Iodine should not be taken by those with Hashimoto’s thyroiditis or any elevation of anti-TPO and anti-thyroglobulin antibodies, as it can exacerbate autoimmune reactions.
Tyrosine is an amino acid that can support thyroid function. The thyroid combines iodine with tyrosine to make the thyroid hormone, so tyrosine works for the same reasons that iodine does. Tyrosine is also an amino acid that fuels one of our neurotransmitter pathways that is stimulating and invigorating to the brain, so it can also help with “mental fatigue” and depression – two symptoms that are common in hypothyroidism as well.
Since tyrosine is an amino acid, animal protein is going to be one of the main dietary sources of it. However, to really boost the thyroid, it can be supplemented at doses of approximately 500mg twice daily.
Zinc and Selenium:
Zinc and selenium are two minerals that help the thyroid. They boost the conversion of T4 to T3. When the pituitary secretes TSH, sending the message to the thyroid to produce more hormone, the thyroid responds and produces T4. That T4 then circulates around the body where it is converted to T3.
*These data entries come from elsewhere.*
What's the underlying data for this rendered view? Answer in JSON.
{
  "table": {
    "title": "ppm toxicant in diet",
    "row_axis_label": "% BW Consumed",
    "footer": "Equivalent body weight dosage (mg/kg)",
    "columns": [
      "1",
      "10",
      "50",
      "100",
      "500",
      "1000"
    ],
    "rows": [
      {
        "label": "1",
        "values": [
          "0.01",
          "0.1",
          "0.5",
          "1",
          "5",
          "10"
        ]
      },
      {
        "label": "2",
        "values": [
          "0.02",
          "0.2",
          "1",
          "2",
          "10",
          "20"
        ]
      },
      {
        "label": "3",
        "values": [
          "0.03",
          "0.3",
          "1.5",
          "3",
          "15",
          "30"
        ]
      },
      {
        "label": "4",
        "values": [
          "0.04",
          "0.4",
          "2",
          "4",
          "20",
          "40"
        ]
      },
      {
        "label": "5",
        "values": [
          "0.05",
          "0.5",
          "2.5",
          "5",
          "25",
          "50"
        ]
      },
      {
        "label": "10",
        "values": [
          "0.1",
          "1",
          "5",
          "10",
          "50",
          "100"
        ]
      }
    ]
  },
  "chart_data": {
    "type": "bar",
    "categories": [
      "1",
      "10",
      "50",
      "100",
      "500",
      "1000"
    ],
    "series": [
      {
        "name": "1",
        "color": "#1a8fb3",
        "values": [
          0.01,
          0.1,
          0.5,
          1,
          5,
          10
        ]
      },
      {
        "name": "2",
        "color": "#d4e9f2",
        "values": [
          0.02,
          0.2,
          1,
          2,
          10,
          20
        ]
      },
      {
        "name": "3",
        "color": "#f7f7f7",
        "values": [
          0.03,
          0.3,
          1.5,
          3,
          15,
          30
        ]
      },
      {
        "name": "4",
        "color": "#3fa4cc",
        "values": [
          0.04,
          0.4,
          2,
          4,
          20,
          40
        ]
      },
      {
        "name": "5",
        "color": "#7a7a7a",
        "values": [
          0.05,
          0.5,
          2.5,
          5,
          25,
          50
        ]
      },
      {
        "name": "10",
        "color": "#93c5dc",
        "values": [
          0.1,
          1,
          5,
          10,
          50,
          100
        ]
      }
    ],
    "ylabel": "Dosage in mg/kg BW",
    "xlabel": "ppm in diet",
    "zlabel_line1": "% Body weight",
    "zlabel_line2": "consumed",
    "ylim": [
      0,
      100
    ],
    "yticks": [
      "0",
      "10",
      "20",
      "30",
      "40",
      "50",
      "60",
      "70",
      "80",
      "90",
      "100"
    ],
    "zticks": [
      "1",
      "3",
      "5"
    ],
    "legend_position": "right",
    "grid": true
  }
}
Some people do not convert T4 to T3 efficiently. Zinc and selenium are good helpers for this process, and can be supplemented daily. This is another reason that when prescribing thyroid hormone, I like to give both T4 and T3 in combination, rather than just giving T4 and assuming that the body is converting it adequately.
Zinc and selenium are fine to take even with auto-immune thyroid issues.
These nutrients can give the thyroid a helping hand – whether one is supplementing with thyroid hormone or not.